A possible discrepancy found in the determination of mass from gravitational lensing data, and from X-rays observations, has been largely discussed in the latest years (for instance, Miralda-Escude & Babul (1995)). Another important discrepancy related to these data is that the dark matter is more centrally condensed than the X-ray-emitting gas, and also with respect to the galaxy distribution (Eyles et al. 1991).
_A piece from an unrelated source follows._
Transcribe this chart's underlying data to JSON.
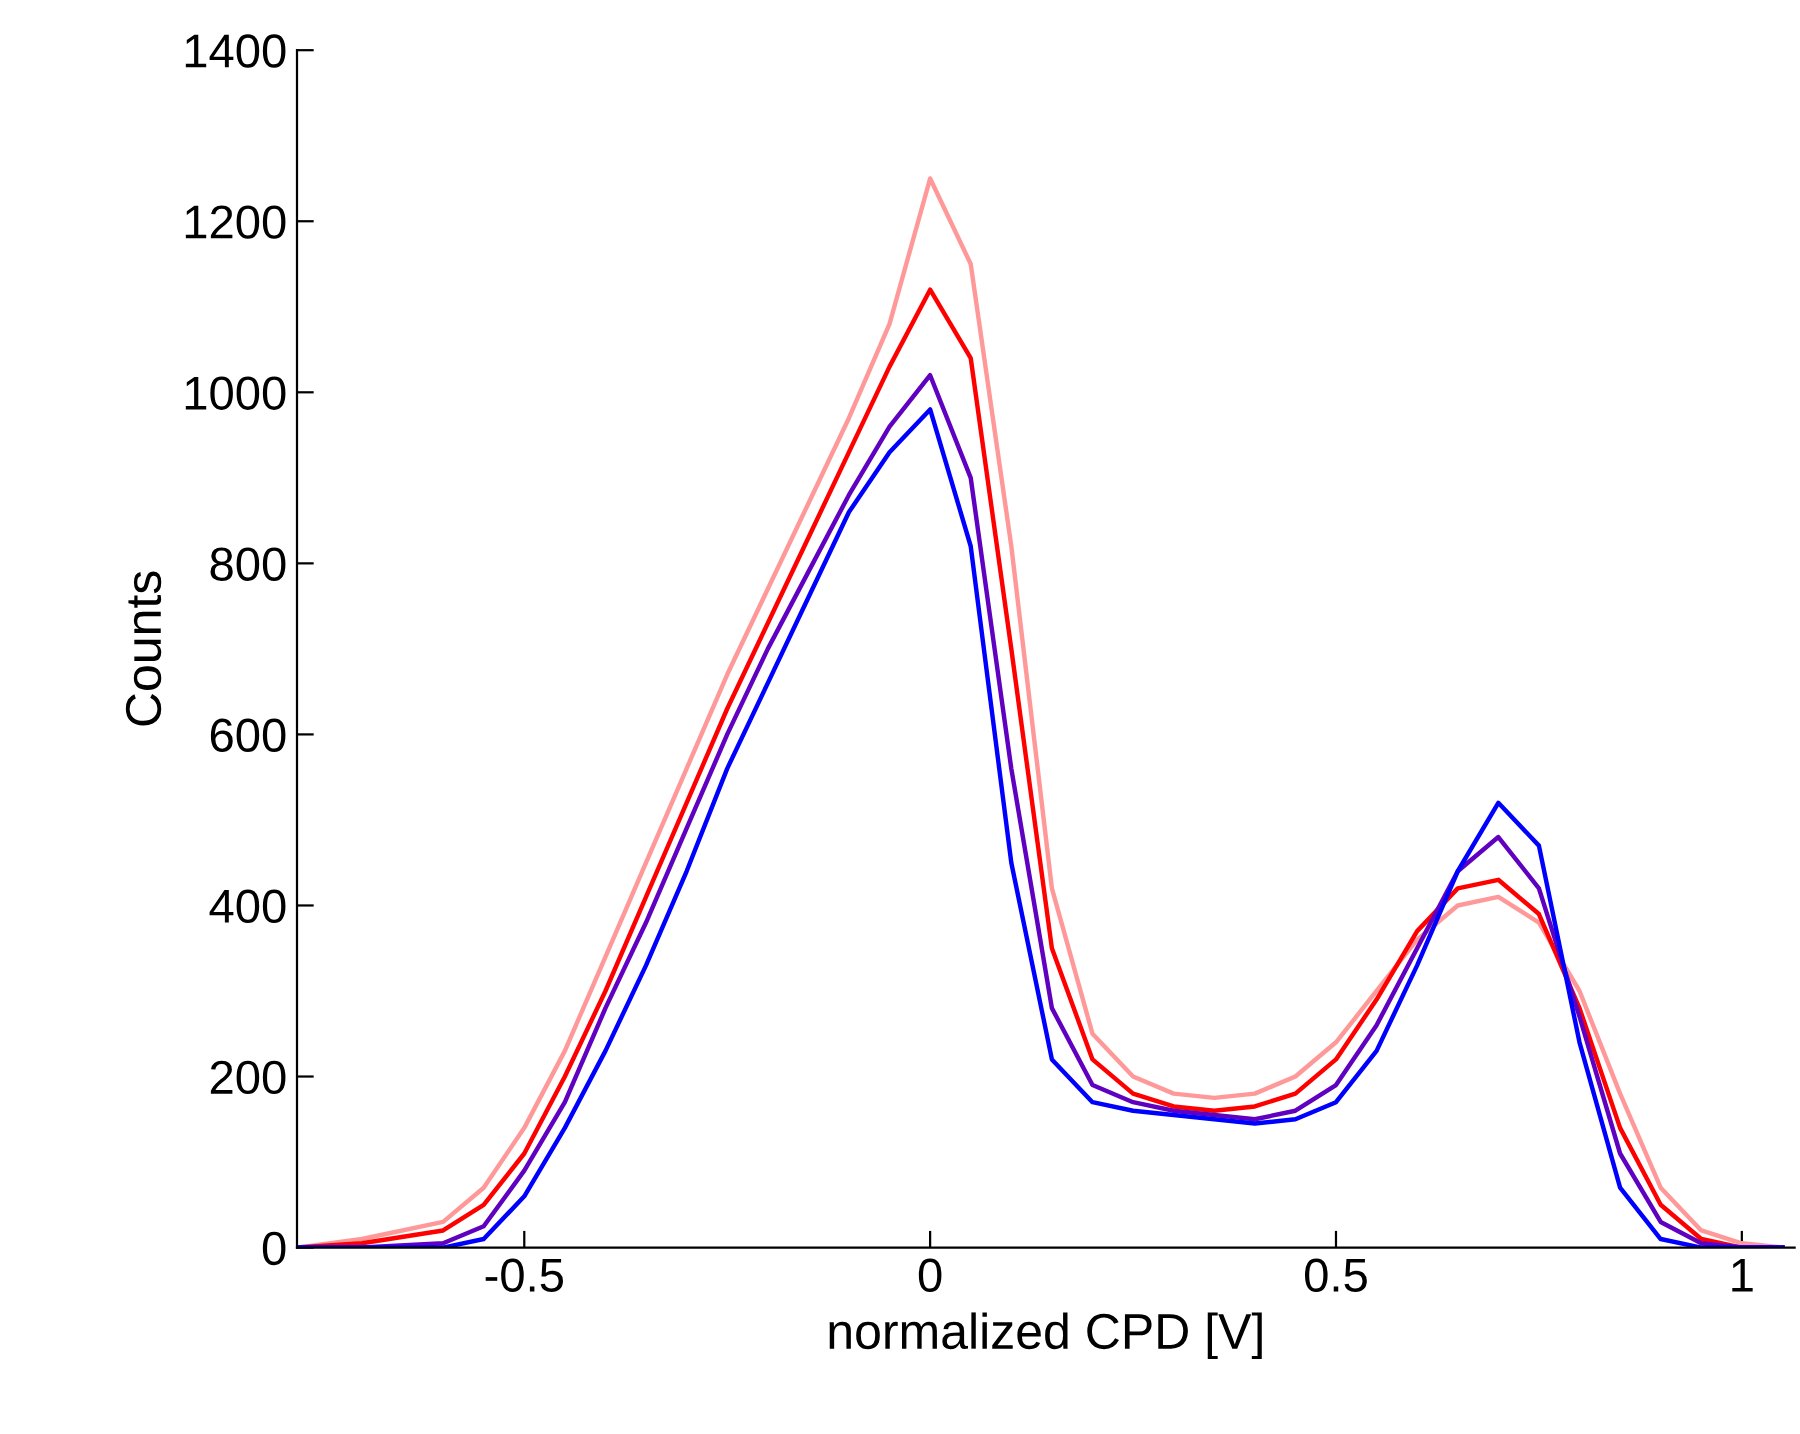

Could these discrepancies be consequence of the standard description of the ICM, in which it is assumed hydrostatic equilibrium maintained by thermal pressure? We follow the evolution of the ICM, considering a term of magnetic pressure, aiming at answering the question whether or not these discrepancies can be explained via non-thermal terms of pressure. Our results suggest that the magnetic pressure could only affect the dynamics of the ICM on scales as small as < 1kpc. Our models are constrained by the observations of large and small scale fields and we are successful at reproducing available data, for both Faraday rotation limits and inverse Compton limits for the magnetic fields. In our calculations the radius (from the cluster center) in which magnetic pressure reaches equipartition is smaller than radii derived in previous works, as a consequence of the more realistic treatment of the magnetic field geometry and the consideration of a sink term in the cooling flow.